Она будто извинялась за вопиющую некрасивость сына. Простите уж, какой получился.
– Ну, мальчишке быть миловидным и необязательно, – согласилась тетка. – Повезло, что у тебя не девочка родилась.
Радуясь собственной шутке, она отвратительно загоготала. Егору, который все это слушал, хотелось провалиться сквозь землю.
В детстве ему часто казалось, что родители его стесняются. Чувствуя это, он старался чаще бывать один и не передавал приглашения на школьные мероприятия. Он легко учился и охотно занимался сам, а не только по учебнику. Любил математику и физкультуру, ненавидел изо и музыку. Собирал в альбом марки с автомобилями, выменивая самые редкие у одноклассников. Делал модельки кораблей. Читал Жюля Верна, но стеснялся говорить об этом во дворе: книжным червем или ботаником задразнят. Обычный ребенок с нормальными увлечениями. Что ему, не жить, если родился некрасивым?
Егор рос молчаливым, стыдливым и замкнутым. Разговаривал через губу. Все это, вкупе с лысой, как мяч, башкой, не добавляло ему популярности среди ровесников. У него почти не было друзей.

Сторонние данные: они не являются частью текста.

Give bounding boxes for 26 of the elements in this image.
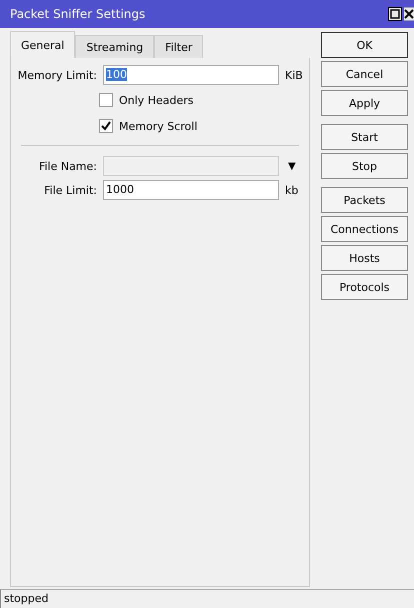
action-button[interactable]: Cancel — [321, 61, 408, 87]
action-button[interactable]: Stop — [321, 153, 408, 179]
action-button[interactable]: Start — [321, 124, 408, 150]
field-label: File Name: — [38, 160, 98, 172]
close-icon[interactable] — [404, 7, 414, 21]
tab[interactable]: Streaming — [75, 35, 154, 58]
input-field[interactable]: 1000 — [103, 180, 279, 200]
action-button[interactable]: Connections — [321, 216, 408, 242]
field-label: Memory Limit: — [16, 68, 98, 82]
tab[interactable]: Filter — [154, 35, 204, 58]
unit-label: kb — [284, 184, 298, 196]
window-title: Packet Sniffer Settings — [10, 7, 146, 21]
action-button[interactable]: OK — [321, 32, 408, 58]
field-label: File Limit: — [43, 184, 98, 196]
action-button[interactable]: Apply — [321, 90, 408, 116]
maximize-icon[interactable] — [388, 7, 402, 21]
status-bar: stopped — [0, 589, 414, 608]
checkmark-icon — [101, 121, 111, 131]
action-button[interactable]: Packets — [321, 187, 408, 213]
checkbox[interactable]: Only Headers — [99, 87, 309, 113]
action-button[interactable]: Protocols — [321, 274, 408, 300]
tab[interactable]: General — [10, 31, 76, 58]
action-button[interactable]: Hosts — [321, 245, 408, 271]
unit-label: KiB — [284, 68, 303, 82]
checkbox[interactable]: Memory Scroll — [99, 113, 309, 139]
input-field[interactable]: 100 — [103, 65, 279, 85]
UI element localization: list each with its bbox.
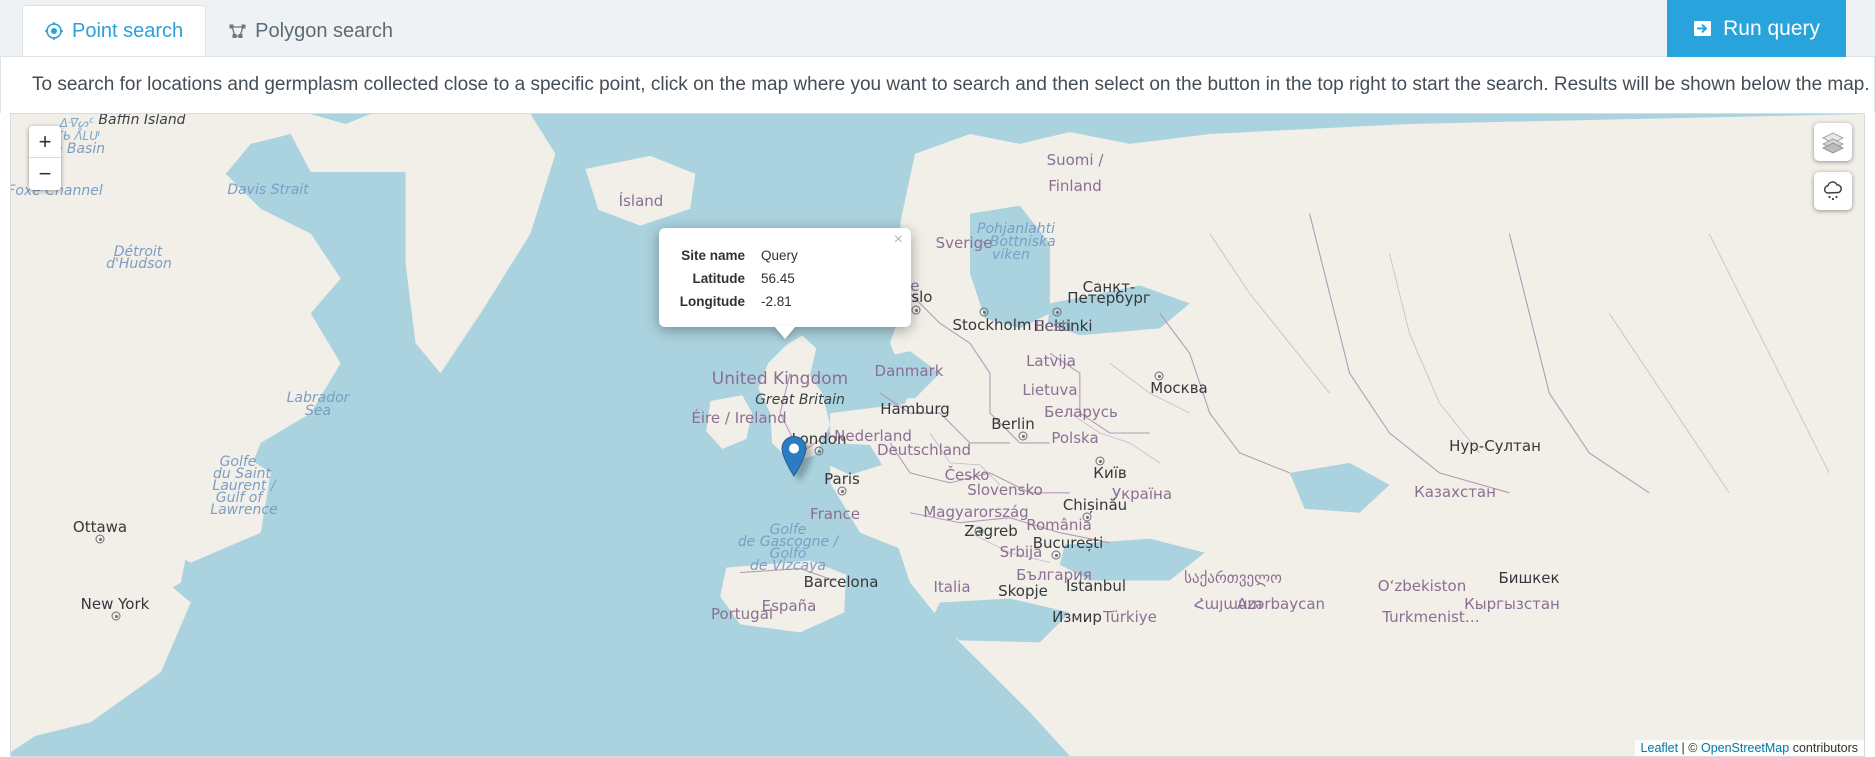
run-query-label: Run query	[1723, 16, 1820, 40]
cloud-snow-icon	[1821, 179, 1845, 203]
polygon-icon	[229, 23, 246, 40]
popup-row-key: Site name	[681, 248, 745, 263]
popup-row-key: Latitude	[692, 271, 746, 286]
tab-polygon-search[interactable]: Polygon search	[206, 5, 416, 56]
map-control-stack	[1814, 123, 1852, 210]
query-location-marker[interactable]	[781, 435, 808, 482]
layers-control-button[interactable]	[1814, 123, 1852, 161]
popup-row-value: Query	[761, 248, 798, 263]
tab-point-search[interactable]: Point search	[22, 5, 207, 56]
popup-body: × Site name Query Latitude 56.45 Longitude -2…	[659, 228, 911, 327]
attribution-separator: |	[1678, 741, 1689, 755]
attribution-contributors: contributors	[1789, 741, 1858, 755]
zoom-out-button[interactable]: −	[29, 158, 61, 190]
popup-row: Site name Query	[665, 244, 897, 267]
weather-layer-button[interactable]	[1814, 172, 1852, 210]
run-query-button[interactable]: Run query	[1667, 0, 1846, 57]
instructions-text: To search for locations and germplasm co…	[0, 57, 1875, 113]
popup-row-key: Longitude	[679, 294, 745, 309]
zoom-control: + −	[29, 126, 61, 190]
map-tiles[interactable]	[11, 114, 1864, 756]
site-info-popup[interactable]: × Site name Query Latitude 56.45 Longitude -2…	[659, 228, 911, 340]
site-info-table: Site name Query Latitude 56.45 Longitude -2.8…	[665, 244, 897, 313]
point-search-page: Point search Polygon search Run query To…	[0, 0, 1875, 757]
openstreetmap-link[interactable]: OpenStreetMap	[1701, 741, 1789, 755]
arrow-into-box-icon	[1693, 19, 1712, 38]
popup-row-value: -2.81	[761, 294, 792, 309]
popup-close-icon[interactable]: ×	[894, 232, 903, 248]
tab-bar: Point search Polygon search Run query	[0, 0, 1875, 57]
leaflet-link[interactable]: Leaflet	[1641, 741, 1679, 755]
tab-point-search-label: Point search	[72, 20, 184, 42]
layers-stack-icon	[1821, 130, 1845, 154]
crosshair-icon	[45, 22, 63, 40]
popup-row: Latitude 56.45	[665, 267, 897, 290]
zoom-in-button[interactable]: +	[29, 126, 61, 158]
popup-row-value: 56.45	[761, 271, 795, 286]
map-attribution: Leaflet | © OpenStreetMap contributors	[1634, 740, 1864, 756]
copyright-symbol: ©	[1688, 741, 1701, 755]
tab-bar-spacer	[416, 5, 1667, 56]
leaflet-map[interactable]: ᐃᐌᔕᑦ ᑕᑲ ᐰᒪᑧ Foxe Basin Baffin Island Foxe Ch…	[10, 113, 1865, 757]
popup-row: Longitude -2.81	[665, 290, 897, 313]
tab-polygon-search-label: Polygon search	[255, 20, 394, 42]
popup-tip	[774, 326, 796, 339]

Разве что Славку он мог назвать приятелем. Они сходились на почве кораблей. Слава тоже клеил модели парусников, очень хорошие, с настоящими матерчатыми парусами из наволочки. К счастью, он не был писаным красавцем: сутулый, похожий на хорька, весь усыпанный веснушками. Особенно впечатляли его уши – большие, розовые, одно чуть выше другого. Слава даже умел ими шевелить, но очень стеснялся и редко показывал это умение публике. Только если старшие ребята загоняли в угол под лестницей, где хранятся швабры, и побоями заставляли устроить им шоу.
У него было еще много мелких странностей. Он верил в приметы истово, как деревенская старуха. Носил в башмаке монетку, перешагивал через трещины в асфальте, плевал через плечо и пришептывал: «Чур меня!» Славка знал кучу присказок и приговоров, стучал по дереву и складывал козой пальцы, чтобы отогнать злых духов.

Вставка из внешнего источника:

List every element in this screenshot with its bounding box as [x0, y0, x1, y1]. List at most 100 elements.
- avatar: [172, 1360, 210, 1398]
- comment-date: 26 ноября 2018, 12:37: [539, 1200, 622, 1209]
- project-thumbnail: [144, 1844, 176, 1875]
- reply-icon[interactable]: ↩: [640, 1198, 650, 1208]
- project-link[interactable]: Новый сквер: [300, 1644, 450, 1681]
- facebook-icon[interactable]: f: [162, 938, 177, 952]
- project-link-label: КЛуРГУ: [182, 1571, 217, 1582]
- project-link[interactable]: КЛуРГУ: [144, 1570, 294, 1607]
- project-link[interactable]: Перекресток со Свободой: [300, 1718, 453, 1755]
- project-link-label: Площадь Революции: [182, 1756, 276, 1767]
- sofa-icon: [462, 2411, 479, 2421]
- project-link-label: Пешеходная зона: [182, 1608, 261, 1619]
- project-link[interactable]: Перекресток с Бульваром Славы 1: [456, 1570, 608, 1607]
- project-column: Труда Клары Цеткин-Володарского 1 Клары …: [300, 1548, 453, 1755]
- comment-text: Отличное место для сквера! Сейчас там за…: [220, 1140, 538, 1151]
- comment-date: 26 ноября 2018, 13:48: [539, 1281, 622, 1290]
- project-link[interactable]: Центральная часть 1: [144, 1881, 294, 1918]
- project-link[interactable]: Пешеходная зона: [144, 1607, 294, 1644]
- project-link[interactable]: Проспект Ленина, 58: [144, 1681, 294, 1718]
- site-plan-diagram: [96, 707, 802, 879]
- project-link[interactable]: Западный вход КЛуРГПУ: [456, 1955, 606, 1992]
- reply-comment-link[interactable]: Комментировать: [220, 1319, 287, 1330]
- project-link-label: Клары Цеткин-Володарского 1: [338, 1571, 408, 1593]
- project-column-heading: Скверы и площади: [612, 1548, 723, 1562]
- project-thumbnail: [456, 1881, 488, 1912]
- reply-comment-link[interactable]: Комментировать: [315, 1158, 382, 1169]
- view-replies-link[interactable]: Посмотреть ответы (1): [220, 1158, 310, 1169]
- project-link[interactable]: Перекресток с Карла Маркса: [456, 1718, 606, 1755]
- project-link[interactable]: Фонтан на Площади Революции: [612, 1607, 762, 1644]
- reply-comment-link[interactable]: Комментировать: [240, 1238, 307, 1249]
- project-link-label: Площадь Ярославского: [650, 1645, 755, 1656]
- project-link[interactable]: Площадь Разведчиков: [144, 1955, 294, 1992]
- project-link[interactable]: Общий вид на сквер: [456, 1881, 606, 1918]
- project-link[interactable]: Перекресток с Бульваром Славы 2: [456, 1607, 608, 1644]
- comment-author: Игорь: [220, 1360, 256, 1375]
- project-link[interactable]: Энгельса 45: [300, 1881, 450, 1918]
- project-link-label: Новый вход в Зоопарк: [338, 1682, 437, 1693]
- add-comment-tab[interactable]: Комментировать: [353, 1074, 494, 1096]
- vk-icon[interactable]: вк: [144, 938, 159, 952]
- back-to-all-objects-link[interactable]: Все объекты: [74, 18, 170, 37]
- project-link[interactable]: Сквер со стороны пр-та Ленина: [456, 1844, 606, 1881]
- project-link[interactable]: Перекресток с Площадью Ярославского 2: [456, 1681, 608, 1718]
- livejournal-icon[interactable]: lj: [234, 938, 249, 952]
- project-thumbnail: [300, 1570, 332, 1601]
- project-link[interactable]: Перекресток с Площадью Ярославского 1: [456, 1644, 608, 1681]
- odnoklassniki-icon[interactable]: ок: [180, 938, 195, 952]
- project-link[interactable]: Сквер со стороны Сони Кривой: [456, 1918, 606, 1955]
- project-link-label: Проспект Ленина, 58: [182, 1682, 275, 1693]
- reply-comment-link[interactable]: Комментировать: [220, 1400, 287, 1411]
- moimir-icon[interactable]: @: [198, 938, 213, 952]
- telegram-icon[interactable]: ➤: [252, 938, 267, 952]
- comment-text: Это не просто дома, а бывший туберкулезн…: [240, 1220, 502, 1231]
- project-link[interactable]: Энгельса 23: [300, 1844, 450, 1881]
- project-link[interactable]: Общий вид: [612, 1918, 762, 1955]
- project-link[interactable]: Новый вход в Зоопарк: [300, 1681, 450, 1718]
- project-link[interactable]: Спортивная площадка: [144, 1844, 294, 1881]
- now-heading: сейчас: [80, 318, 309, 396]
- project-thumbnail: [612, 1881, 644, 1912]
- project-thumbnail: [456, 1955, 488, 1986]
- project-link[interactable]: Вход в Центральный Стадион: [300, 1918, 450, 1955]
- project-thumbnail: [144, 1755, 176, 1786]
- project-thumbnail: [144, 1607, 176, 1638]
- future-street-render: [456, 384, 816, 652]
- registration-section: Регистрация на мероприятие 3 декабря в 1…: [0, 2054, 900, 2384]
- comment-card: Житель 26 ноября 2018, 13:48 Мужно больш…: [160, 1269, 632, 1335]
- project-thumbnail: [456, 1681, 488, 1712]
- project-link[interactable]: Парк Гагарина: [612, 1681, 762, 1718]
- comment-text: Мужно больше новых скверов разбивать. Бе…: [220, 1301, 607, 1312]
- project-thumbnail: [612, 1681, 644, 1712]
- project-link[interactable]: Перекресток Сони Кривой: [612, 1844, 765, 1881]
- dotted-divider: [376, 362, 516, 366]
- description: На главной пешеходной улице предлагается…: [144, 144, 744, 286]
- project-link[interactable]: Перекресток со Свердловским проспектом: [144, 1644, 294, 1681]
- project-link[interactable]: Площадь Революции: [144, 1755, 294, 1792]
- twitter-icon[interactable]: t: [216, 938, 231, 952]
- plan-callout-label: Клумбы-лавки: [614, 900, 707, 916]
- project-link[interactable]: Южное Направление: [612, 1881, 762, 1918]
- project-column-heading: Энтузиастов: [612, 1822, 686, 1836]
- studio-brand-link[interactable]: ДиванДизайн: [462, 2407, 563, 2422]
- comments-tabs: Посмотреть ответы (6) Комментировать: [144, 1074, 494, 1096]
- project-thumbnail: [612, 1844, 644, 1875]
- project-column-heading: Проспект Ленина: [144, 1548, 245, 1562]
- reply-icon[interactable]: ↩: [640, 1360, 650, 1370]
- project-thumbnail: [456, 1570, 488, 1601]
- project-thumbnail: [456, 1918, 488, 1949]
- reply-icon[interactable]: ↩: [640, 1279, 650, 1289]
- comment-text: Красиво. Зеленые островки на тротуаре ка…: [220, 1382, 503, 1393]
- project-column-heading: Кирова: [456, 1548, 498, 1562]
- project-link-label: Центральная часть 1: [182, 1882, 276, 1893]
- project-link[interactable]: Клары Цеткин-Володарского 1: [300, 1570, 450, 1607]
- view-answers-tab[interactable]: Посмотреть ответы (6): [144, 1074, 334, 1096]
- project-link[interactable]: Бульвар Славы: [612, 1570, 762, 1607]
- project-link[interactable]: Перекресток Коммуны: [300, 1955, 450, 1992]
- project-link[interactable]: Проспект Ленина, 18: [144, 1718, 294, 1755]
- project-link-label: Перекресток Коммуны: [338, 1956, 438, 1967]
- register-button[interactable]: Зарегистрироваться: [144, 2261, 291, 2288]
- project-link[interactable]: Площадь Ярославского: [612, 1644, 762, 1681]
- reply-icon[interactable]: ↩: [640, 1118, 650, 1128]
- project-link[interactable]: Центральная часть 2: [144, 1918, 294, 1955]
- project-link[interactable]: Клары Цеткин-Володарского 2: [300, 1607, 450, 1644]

Егора это не смущало. Хватало того, что приятель клеил парусники и не лез с задушевными беседами.
Когда им было по одиннадцать, Славка пропал без вести. Вышел из школы, проводил Егора до поворота, пообещал зайти вечером, чтобы показать новый корабль, и исчез навсегда. Он не появился в семь, как обещал, и утром не пришел на урок. Парусник с тремя мачтами и шелковыми парусами так и остался пылиться на полке. Потом оказалось, что Слава даже не дошел до дома. Он исчез на отрезке между поворотом, где Егорова улица загибалась колбасой, и своим двором. Больше его никто не видел.
– У меня в детстве был друг, но однажды он пропал. Я был последним, кто с ним общался, – сказал Егор. – Может быть, последним человеком в мире, который видел его живым. Знаешь, сколько лет я крутил в памяти наш разговор накануне?
Его расспрашивали о приятеле столько раз, что он не смог бы сосчитать. Милиционер, родители, Славина мама – все хотели добиться от него новых подробностей, которые прольют свет на внезапное исчезновение ребенка. Егор и сам старался вспомнить. Тогда он впервые почувствовал невидимый груз вины, опустившийся на плечи. Ему казалось, он обязан найти в том последнем разговоре, в походке, в жестах приятеля какую-то мелочь, упущенную в первый раз деталь. И все встанет на свои места.